The Tension of Walking with God

by Paul Tautges | December 10, 2011 10:06 am

To walk with God is to live by faith in obedience to His commands. Yet, we are unable to do this in our own strength and power, but in that of the Holy Spirit alone. This is the vital tension we must maintain in our pursuit of holiness. The apostle Paul articulated this balanced tension in Philippians 2:12-13, work out your salvation with fear and trembling [that’s the responsibility of personal obedience]; for it is God who is at work in you, both to will and to work for His good pleasure [that’s divine empowerment]. John Owen[1] explained it this way:

We are to humble ourselves to this,—that we address ourselves to the performance of the greatest duties, being fully persuaded that we have no strength for the least. This is that which lies so cross to flesh and blood, that our souls must be humbled to it if ever we are brought to it; and yet without this there is no walking with God.

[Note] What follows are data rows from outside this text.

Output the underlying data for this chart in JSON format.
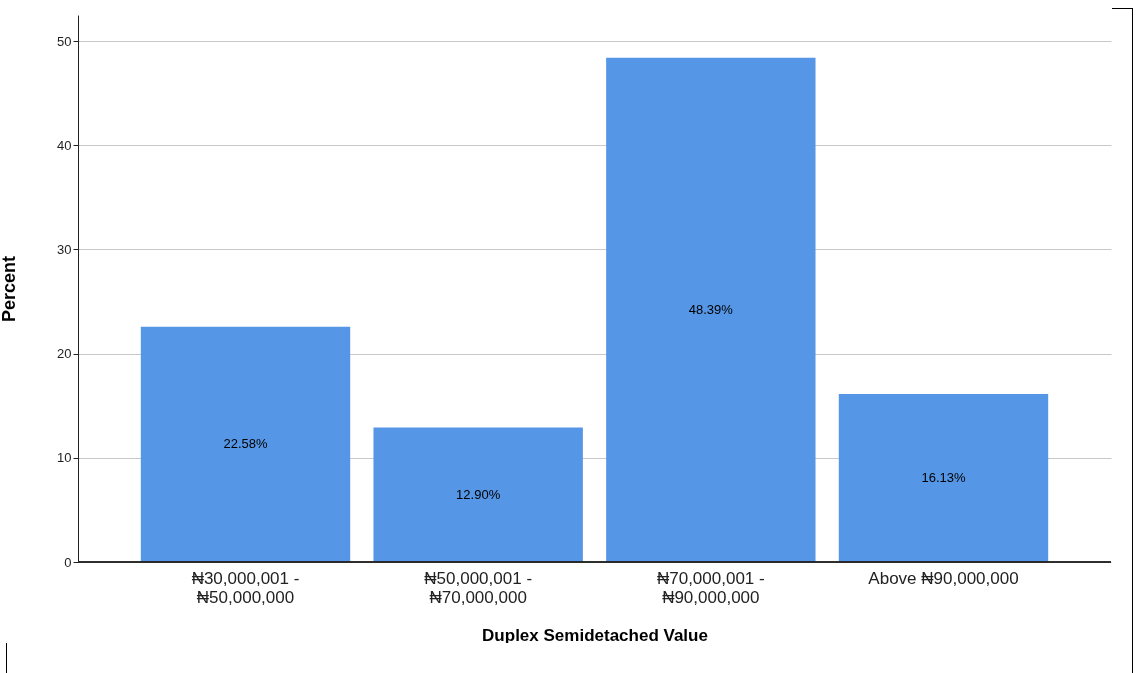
{
  "chart_data": {
    "type": "bar",
    "xlabel": "Duplex Semidetached Value",
    "ylabel": "Percent",
    "categories": [
      "₦30,000,001 - ₦50,000,000",
      "₦50,000,001 - ₦70,000,000",
      "₦70,000,001 - ₦90,000,000",
      "Above ₦90,000,000"
    ],
    "values": [
      22.58,
      12.9,
      48.39,
      16.13
    ],
    "value_labels": [
      "22.58%",
      "12.90%",
      "48.39%",
      "16.13%"
    ],
    "color": "#5596e6",
    "ylim": [
      0,
      52.5
    ],
    "yticks": [
      0,
      10,
      20,
      30,
      40,
      50
    ],
    "grid": "y"
  }
}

There are great and mighty duties to be performed in our walking with God in a way of gospel obedience: there is cutting off right hands, plucking out right eyes; denying, yea, comparatively, hating father, mother, and all relations ; dying for Christ, laying down our lives for the brethren ; crucifying the flesh, cutting short all earthly desires, keeping the body in subjection, bearing the cross, self-denial,and the like;—which, when they come to be put in practice, will be found to be great and mighty duties.

This is required in the law of grace,—that we undertake and go through with these all our days, with a full assurance and persuasion that we have not strength of ourselves, or in ourselves, to perform the least of them. “We are not sufficient of ourselves,” saith the apostle, 2 Cor. 3:5. We cannot think a good thought. Without Christ we can do nothing, John 15:5.